Last year, driving an inferior car, Patrick was 29th in qualifying and finished 16th in her race on Thursday (caught in a crash near the end of the race). She started the 500 in 29th position and was caught in a wreck very early in the race and finished 38th. Depending on the strategy she employs in her race on Thursday, she may improve on last year’s result, but she also could run the race without incident and finish further back. ***** As only 43 cars compete in the 500, she is almost certain to improve on her finishing position in the big race. As history shows, most anything is possible and the pole position is no indicator of a strong finish. Barring her being victimized by a wreck not of her doing, I would expect her to finish in the front of the middle; 13th-25th position. 12th place would equal Janet Guthrie’s mark as the top finish by a female driver; anything higher would be a superlative effort.
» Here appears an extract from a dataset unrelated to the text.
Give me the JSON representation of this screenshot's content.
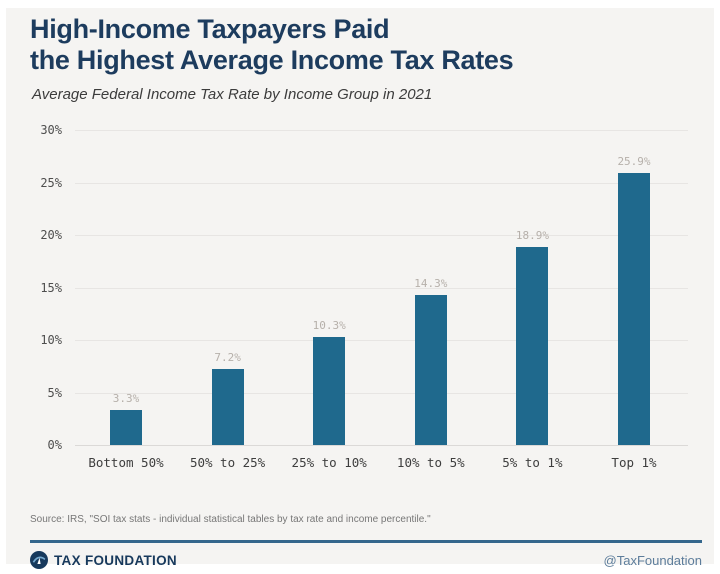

** The term pole position comes from horse racing. While all forms of motorsport use it in the same fashion, NASCAR’s roots were closer to the origins of the term; many early stock car races took place on tracks also used for horse racing and the fastest qualifying car was placed first in line, next to “the pole”.
*** Only the first place starting position is forfeited; for the purpose of the record books, the fastest driver in qualifying is the pole-sitter even if he or she doesn’t actually start the race in first position. The only exception would be if the car or its fuel was found to be outside of regulations.
**** What I describe here is the general nature of NASCAR racing at Daytona for the better part of my lifetime. Changes in car aerodynamics as well as a repaving of the racing surface has caused variations over the years. It is not yet clear what sort of racing the newly designed cars will favor; the race on Thursday should bring some clarity.
*****Most veteran drivers starting their Thursday race in first would tend to follow a simple strategy: Run up front as long as possible, but if the lead is lost, fall to the back of the pack to ensure that you’re not caught in a wreck. The need for Danica Patrick to get more experience in race conditions may force her to “mix it up” and put her car more at risk than would sometimes be the norm.